A woman using a laptop on a dining room table set up as a remote office (PA) (PA Wire)
A woman using a laptop on a dining room table set up as a remote office (PA) (PA Wire)

Employees should be able to request flexible working from when they start a new job, the government will reportedly propose this week in a major new consultation exploring the future of working post-pandemic.

Additionally, companies will be obliged to explain reasons if they refuse a request - and suggest other workable options.

The plan will mean companies would also need to respond more quickly to any flexible working requests.

The ideas are set to be revealed on Thursday in a new consultation document which is being billed as a major reshaping of the working post-pandemic world. The project is being overseen by the Department for Business, Energy and Industrial Strategy (Beis) and is part of a wider programme - the Good Work Plan - which started in 2019.
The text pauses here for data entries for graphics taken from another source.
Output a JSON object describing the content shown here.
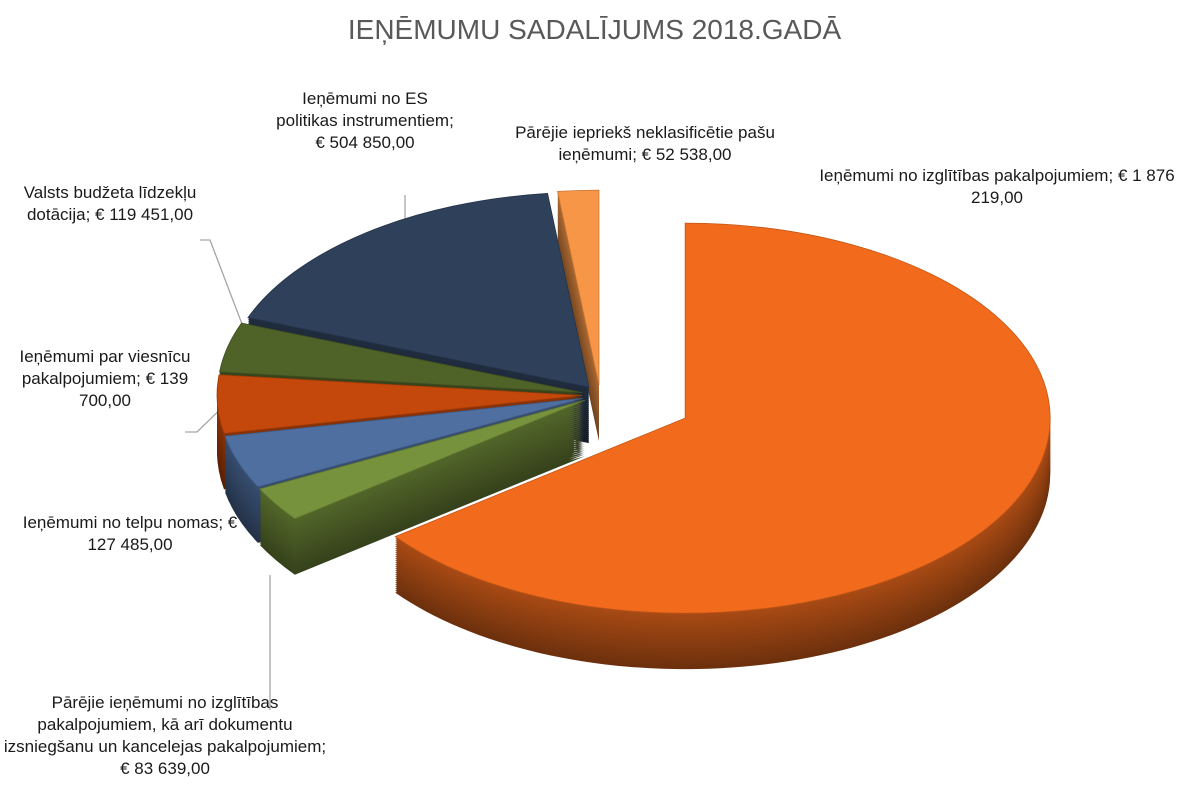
{
  "chart_data": {
    "type": "pie",
    "title": "IEŅĒMUMU SADALĪJUMS 2018.GADĀ",
    "separator": ";",
    "categories": [
      "Ieņēmumi no izglītības pakalpojumiem",
      "Pārējie ieņēmumi no izglītības pakalpojumiem, kā arī dokumentu izsniegšanu un kancelejas pakalpojumiem",
      "Ieņēmumi no telpu nomas",
      "Ieņēmumi par viesnīcu pakalpojumiem",
      "Valsts budžeta līdzekļu dotācija",
      "Ieņēmumi no ES politikas instrumentiem",
      "Pārējie iepriekš neklasificētie pašu ieņēmumi"
    ],
    "values": [
      1876219,
      83639,
      127485,
      139700,
      119451,
      504850,
      52538
    ],
    "value_labels": [
      "€ 1 876 219,00",
      "€ 83 639,00",
      "€ 127 485,00",
      "€ 139 700,00",
      "€ 119 451,00",
      "€ 504 850,00",
      "€ 52 538,00"
    ],
    "colors": [
      "#f26b1d",
      "#76923c",
      "#4f6fa0",
      "#c4480b",
      "#4f6228",
      "#2e405a",
      "#f79646"
    ]
  }
}
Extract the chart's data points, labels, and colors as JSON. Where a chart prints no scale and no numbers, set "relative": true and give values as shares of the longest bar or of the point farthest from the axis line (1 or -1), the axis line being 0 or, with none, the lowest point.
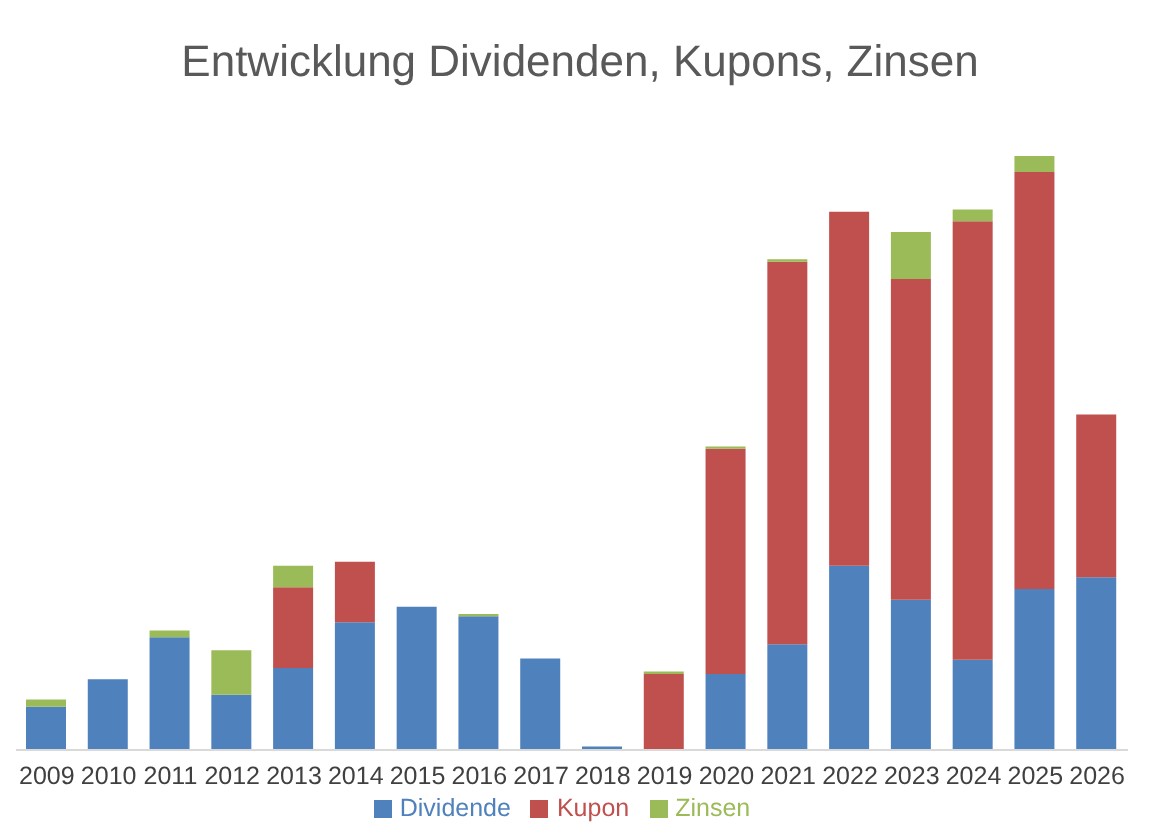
{
  "chart_data": {
    "type": "bar",
    "title": "Entwicklung Dividenden, Kupons, Zinsen",
    "relative": true,
    "stacked": true,
    "legend": "bottom",
    "grid": false,
    "categories": [
      "2009",
      "2010",
      "2011",
      "2012",
      "2013",
      "2014",
      "2015",
      "2016",
      "2017",
      "2018",
      "2019",
      "2020",
      "2021",
      "2022",
      "2023",
      "2024",
      "2025",
      "2026"
    ],
    "series": [
      {
        "name": "Dividende",
        "color": "#4f81bd",
        "values": [
          0.073,
          0.119,
          0.19,
          0.093,
          0.138,
          0.215,
          0.241,
          0.225,
          0.154,
          0.006,
          0,
          0.128,
          0.178,
          0.31,
          0.253,
          0.152,
          0.271,
          0.291
        ]
      },
      {
        "name": "Kupon",
        "color": "#c0504d",
        "values": [
          0,
          0,
          0,
          0,
          0.136,
          0.102,
          0,
          0,
          0,
          0,
          0.128,
          0.379,
          0.644,
          0.596,
          0.54,
          0.738,
          0.702,
          0.274
        ]
      },
      {
        "name": "Zinsen",
        "color": "#9bbb59",
        "values": [
          0.012,
          0,
          0.011,
          0.075,
          0.036,
          0,
          0,
          0.004,
          0,
          0,
          0.004,
          0.004,
          0.004,
          0,
          0.079,
          0.02,
          0.027,
          0
        ]
      }
    ]
  }
}
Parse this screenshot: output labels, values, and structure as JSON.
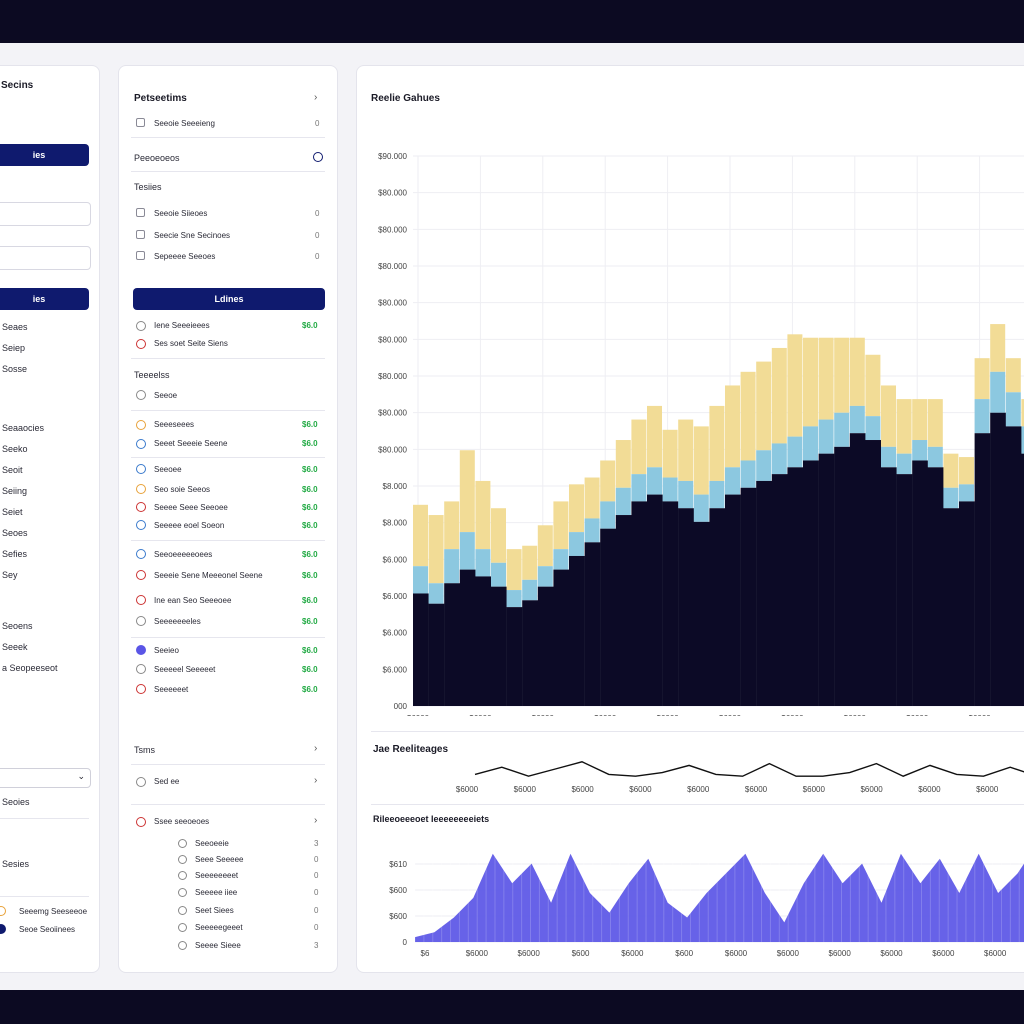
{
  "colors": {
    "accent": "#0f1a6e",
    "ok": "#22aa44",
    "error": "#cc3333",
    "band_top": "#f2dc96",
    "band_mid": "#8cc8e0",
    "band_base": "#0c0a26",
    "purple": "#5a55e6"
  },
  "left": {
    "title": "Secins",
    "btn1": "ies",
    "btn2": "ies",
    "items": [
      "Seaes",
      "Seiep",
      "Sosse"
    ],
    "section2": [
      "Seaaocies",
      "Seeko",
      "Seoit",
      "Seiing",
      "Seiet",
      "Seoes",
      "Sefies",
      "Sey"
    ],
    "section3": [
      "Seoens",
      "Seeek",
      "a Seopeeseot"
    ],
    "dropdown_value": "",
    "footer1": "Seoies",
    "footer2": "Sesies",
    "footer3": [
      "Seeemg Seeseeoe",
      "Seoe Seoiinees"
    ]
  },
  "mid": {
    "title": "Petseetims",
    "row1": "Seeoie Seeeieng",
    "row1_val": "0",
    "section1": "Peeoeoeos",
    "section2": "Tesiies",
    "checks": [
      {
        "label": "Seeoie Siieoes",
        "val": "0"
      },
      {
        "label": "Seecie Sne Secinoes",
        "val": "0"
      },
      {
        "label": "Sepeeee Seeoes",
        "val": "0"
      }
    ],
    "button": "Ldines",
    "list1": [
      {
        "label": "Iene Seeeieees",
        "val": "$6.0"
      },
      {
        "label": "Ses soet Seite Siens",
        "val": "$6.0"
      }
    ],
    "section3": "Teeeelss",
    "list2_head": "Seeoe",
    "list2": [
      {
        "label": "Seeeseees",
        "val": "$6.0"
      },
      {
        "label": "Seeet Seeeie Seene",
        "val": "$6.0"
      }
    ],
    "list3": [
      {
        "label": "Seeoee",
        "val": "$6.0"
      },
      {
        "label": "Seo soie Seeos",
        "val": "$6.0"
      },
      {
        "label": "Seeee Seee Seeoee",
        "val": "$6.0"
      },
      {
        "label": "Seeeee eoel Soeon",
        "val": "$6.0"
      }
    ],
    "list4": [
      {
        "label": "Seeoeeeeeoees",
        "val": "$6.0"
      },
      {
        "label": "Seeeie Sene Meeeonel Seene",
        "val": "$6.0"
      },
      {
        "label": "Ine ean Seo Seeeoee",
        "val": "$6.0"
      },
      {
        "label": "Seeeeeeeles",
        "val": "$6.0"
      }
    ],
    "list5": [
      {
        "label": "Seeieo",
        "val": "$6.0"
      },
      {
        "label": "Seeeeel Seeeeet",
        "val": "$6.0"
      },
      {
        "label": "Seeeeeet",
        "val": "$6.0"
      }
    ],
    "section4": "Tsms",
    "row_sel": "Sed ee",
    "section5": "Ssee seeoeoes",
    "sub": [
      {
        "label": "Seeoeeie",
        "val": "3"
      },
      {
        "label": "Seee Seeeee",
        "val": "0"
      },
      {
        "label": "Seeeeeeeet",
        "val": "0"
      },
      {
        "label": "Seeeee iiee",
        "val": "0"
      },
      {
        "label": "Seet Siees",
        "val": "0"
      },
      {
        "label": "Seeeeegeeet",
        "val": "0"
      },
      {
        "label": "Seeee Sieee",
        "val": "3"
      }
    ]
  },
  "main": {
    "title": "Reelie Gahues",
    "sub_title": "Jae Reeliteages",
    "bottom_title": "Rileeoeeeoet Ieeeeeeeeiets"
  },
  "chart_data": [
    {
      "type": "area",
      "title": "Reelie Gahues",
      "stacked": true,
      "y_tick_labels": [
        "$90.000",
        "$80.000",
        "$80.000",
        "$80.000",
        "$80.000",
        "$80.000",
        "$80.000",
        "$80.000",
        "$80.000",
        "$8.000",
        "$8.000",
        "$6.000",
        "$6.000",
        "$6.000",
        "$6.000",
        "000"
      ],
      "x_tick_labels": [
        "$6000",
        "$6000",
        "$6000",
        "$6000",
        "$6000",
        "$6000",
        "$6000",
        "$6000",
        "$6000",
        "$6000"
      ],
      "grid": true,
      "series": [
        {
          "values": [
            0.33,
            0.3,
            0.36,
            0.4,
            0.38,
            0.35,
            0.29,
            0.31,
            0.35,
            0.4,
            0.44,
            0.48,
            0.52,
            0.56,
            0.6,
            0.62,
            0.6,
            0.58,
            0.54,
            0.58,
            0.62,
            0.64,
            0.66,
            0.68,
            0.7,
            0.72,
            0.74,
            0.76,
            0.8,
            0.78,
            0.7,
            0.68,
            0.72,
            0.7,
            0.58,
            0.6,
            0.8,
            0.86,
            0.82,
            0.74
          ]
        },
        {
          "values": [
            0.08,
            0.06,
            0.1,
            0.11,
            0.08,
            0.07,
            0.05,
            0.06,
            0.06,
            0.06,
            0.07,
            0.07,
            0.08,
            0.08,
            0.08,
            0.08,
            0.07,
            0.08,
            0.08,
            0.08,
            0.08,
            0.08,
            0.09,
            0.09,
            0.09,
            0.1,
            0.1,
            0.1,
            0.08,
            0.07,
            0.06,
            0.06,
            0.06,
            0.06,
            0.06,
            0.05,
            0.1,
            0.12,
            0.1,
            0.08
          ]
        },
        {
          "values": [
            0.18,
            0.2,
            0.14,
            0.24,
            0.2,
            0.16,
            0.12,
            0.1,
            0.12,
            0.14,
            0.14,
            0.12,
            0.12,
            0.14,
            0.16,
            0.18,
            0.14,
            0.18,
            0.2,
            0.22,
            0.24,
            0.26,
            0.26,
            0.28,
            0.3,
            0.26,
            0.24,
            0.22,
            0.2,
            0.18,
            0.18,
            0.16,
            0.12,
            0.14,
            0.1,
            0.08,
            0.12,
            0.14,
            0.1,
            0.08
          ]
        }
      ]
    },
    {
      "type": "line",
      "title": "Jae Reeliteages",
      "x_tick_labels": [
        "$6000",
        "$6000",
        "$6000",
        "$6000",
        "$6000",
        "$6000",
        "$6000",
        "$6000",
        "$6000",
        "$6000"
      ],
      "values": [
        0.2,
        0.6,
        0.1,
        0.5,
        0.9,
        0.2,
        0.1,
        0.3,
        0.7,
        0.2,
        0.1,
        0.8,
        0.1,
        0.1,
        0.3,
        0.8,
        0.1,
        0.7,
        0.2,
        0.1,
        0.6,
        0.1
      ]
    },
    {
      "type": "area",
      "title": "Rileeoeeeoet Ieeeeeeeeiets",
      "y_tick_labels": [
        "$610",
        "$600",
        "$600",
        "0"
      ],
      "x_tick_labels": [
        "$6",
        "$6000",
        "$6000",
        "$600",
        "$6000",
        "$600",
        "$6000",
        "$6000",
        "$6000",
        "$6000",
        "$6000",
        "$6000"
      ],
      "values": [
        0.05,
        0.1,
        0.25,
        0.45,
        0.9,
        0.6,
        0.8,
        0.4,
        0.9,
        0.5,
        0.3,
        0.6,
        0.85,
        0.4,
        0.25,
        0.5,
        0.7,
        0.9,
        0.5,
        0.2,
        0.6,
        0.9,
        0.6,
        0.8,
        0.4,
        0.9,
        0.6,
        0.85,
        0.5,
        0.9,
        0.5,
        0.7,
        1.0
      ]
    }
  ]
}
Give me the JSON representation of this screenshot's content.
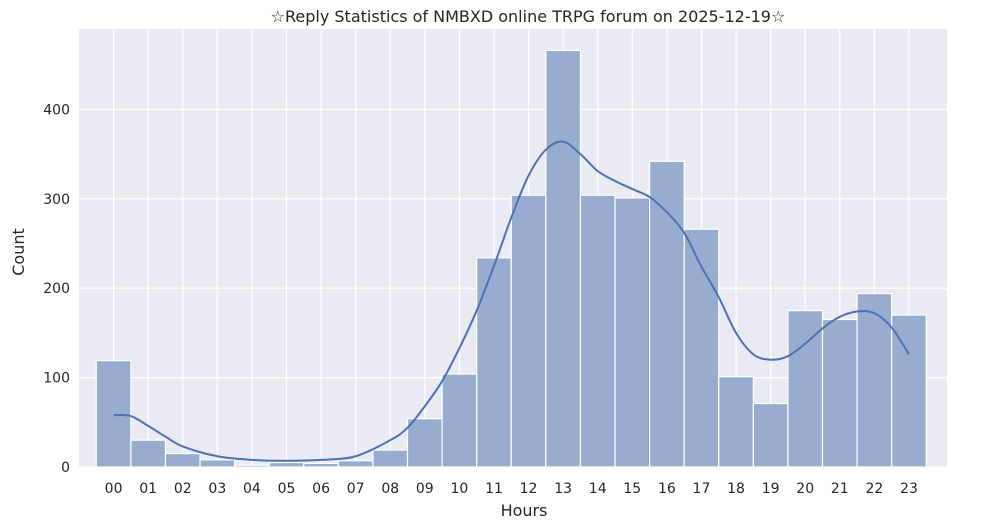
{
  "chart_data": {
    "type": "bar",
    "subtype": "histogram-with-kde",
    "title": "☆Reply Statistics of NMBXD online TRPG forum on 2025-12-19☆",
    "xlabel": "Hours",
    "ylabel": "Count",
    "categories": [
      "00",
      "01",
      "02",
      "03",
      "04",
      "05",
      "06",
      "07",
      "08",
      "09",
      "10",
      "11",
      "12",
      "13",
      "14",
      "15",
      "16",
      "17",
      "18",
      "19",
      "20",
      "21",
      "22",
      "23"
    ],
    "values": [
      119,
      30,
      15,
      8,
      2,
      5,
      4,
      7,
      19,
      54,
      104,
      234,
      304,
      466,
      304,
      301,
      342,
      266,
      101,
      71,
      175,
      165,
      194,
      170
    ],
    "kde": {
      "x": [
        0,
        0.5,
        1,
        1.5,
        2,
        3,
        4,
        5,
        6,
        7,
        8,
        8.5,
        9,
        9.5,
        10,
        10.5,
        11,
        11.5,
        12,
        12.5,
        13,
        13.5,
        14,
        14.5,
        15,
        15.5,
        16,
        16.5,
        17,
        17.5,
        18,
        18.5,
        19,
        19.5,
        20,
        20.5,
        21,
        21.5,
        22,
        22.5,
        23
      ],
      "y": [
        58,
        57,
        46,
        34,
        23,
        12,
        8,
        7,
        8,
        12,
        30,
        44,
        68,
        96,
        133,
        175,
        225,
        279,
        326,
        355,
        364,
        350,
        331,
        320,
        311,
        302,
        285,
        262,
        224,
        190,
        150,
        126,
        120,
        124,
        138,
        155,
        168,
        174,
        172,
        156,
        126
      ]
    },
    "yticks": [
      0,
      100,
      200,
      300,
      400
    ],
    "ylim": [
      0,
      490
    ],
    "xlim": [
      -1,
      24.1
    ],
    "grid": true,
    "colors": {
      "bar_fill": "#98acd0",
      "bar_edge": "#ffffff",
      "kde_line": "#4c72b0",
      "plot_background": "#eaeaf2",
      "gridline": "#ffffff"
    }
  }
}
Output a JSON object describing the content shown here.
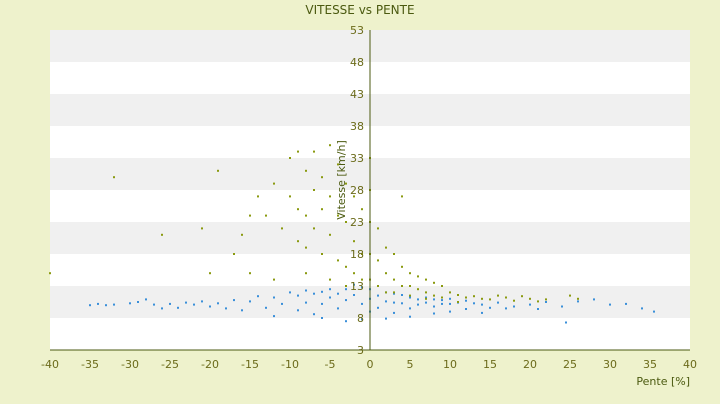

The document is yet to be released but, according to the Guardian, flexible working is a key part of it.

Options such as working fewer or different hours, or working more hours on fewer days, working from home and job shares are said to be discussed.

Employees will be able to request flexible working from the outset, rather than after six months as is set now, it is reported.

Employers will have to reply within three months of the request and explain why they are being refused if they are and offer and alternative.

But Unions are already warning the ideas do not go far enough.

Sue Coe, the TUC’s senior equalities policy officer, said in the seven years between 2013 and 2020, the number of Birtons taking advantage offlexible working only rose from 26 per cent to 30.

“If you look at that, does it say to you this is a policy that’s working but needs a little bit of fine-tuning to make it work?” she said.

Covid had shown that working from home was productive for most people. “Of course, you can’t work from home if, say, you’re a train driver,” Coe said. “But what the pandemic has shown us is that flexible working is eminently achievable. What we need is the ambition to make default flexible working a reality rather than this limited fiddling around the edges of a policy that we have already seen has failed.”